Intertextualizando com Carlos Drummond de Andrade, para nós negros
há sempre incontáveis “pedras no meio do caminho”. Para suportar e superar
“a áspera intempérie/ dos dias”, necessita-se assumir “a ousada esperança/ de
quem marcha cordilheiras/ triturando todas as pedras/ da primeira à
derradeira”, “moldando fortalezas-esperanças” para sobreviver diante de tantas
desigualdades e perseguições ao nosso povo, principalmente aos jovens,
vítimas constantes da violência policial e demonstrada com sutileza pelo sujeito
lírico: “E pedimos/ que as balas perdidas/ percam o rumo/ e não façam do
corpo nosso,/ os nossos filhos,/ o alvo”. Fatos recorrentes que revoltam, o
incômodo por séculos de opressão não segura mais a língua metamorfoseando
a conjungação dos verbos: “E não há mais/ quem morda a nossa língua/ o
nosso verbo solto/ conjugou antes/ o tempo de todas as dores”. Sendo assim, o
sujeito lírico atua como agente de mudança da História e propõe o seu grito de
liberdade: “E o silêncio escapou/ ferindo a ordenança/ e hoje o anverso/ da
mudez é a nudez/ do nosso gritante verso/ que se quer livre”.
Devemos frisar que o poeta afro-brasileiro é um partícipe ativo – e por
sinal, incômodo – da presença negra na literatura brasileira, assim como possui
plena consciência da necessidade de uma revisão crítica da História oficial que
minimiza o passado de séculos de escravidão e a exclusão social que se
perpetua para a maioria de nossos pares na contemporaneidade.
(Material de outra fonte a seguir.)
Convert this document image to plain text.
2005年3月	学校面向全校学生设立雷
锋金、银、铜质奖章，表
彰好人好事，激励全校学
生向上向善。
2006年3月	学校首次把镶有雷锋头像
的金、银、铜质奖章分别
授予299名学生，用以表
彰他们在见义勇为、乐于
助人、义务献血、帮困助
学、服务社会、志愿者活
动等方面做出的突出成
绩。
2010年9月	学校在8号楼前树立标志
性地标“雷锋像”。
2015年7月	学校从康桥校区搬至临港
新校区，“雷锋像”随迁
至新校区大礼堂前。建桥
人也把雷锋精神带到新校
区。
Só resta ao
sujeito lírico cumprir seu papel e assumir essa condição, ou seja, denunciar “o
que os livros escondem,/ as palavras ditas libertam. E não há quem ponha/ um
ponto final na história”.
Com isso, os poemas de Conceição Evaristo possuem o predomínio
temático das diversas e urgentes questões afro-brasileiras e também da
mulher, todavia, sua poesia navega com desenvoltura pela metapoética,
demonstrando reverência ao verbo poético, transbordando lirismo e
emocionando as retinas: “Quando eu morder/ a palavra,/ por favor/ não me
apressem,/ quero mascar,/ rasgar entre os dentes,/ a pele, os ossos, o tutano/
do verbo,/ para assim versejar/ o âmago das coisas”.
E é assim “crivando buscas/ cavando sonhos/ aquilombando
esperanças/ na escuridão da noite” e cosendo “a rede/ de nossa milenar
resistência” que a poesia de Conceição Evaristo insiste na defesa
inquestionável dos negros, persiste com as denúncias às condições
discriminatórias sofridas por nós e amadurece em sua estrutura estético-formal.
“Poemas da recordação e outros movimentos” mostram um verbo depurado de
uma autêntica artífice da linguagem, marcando a sua posição destacada na
construção de uma literatura afro-brasileira autônoma, para além de configurar
a inclusão do nome de Conceição Evaristo entre o que vem sendo produzido
de melhor qualidade na literatura brasileira contemporânea.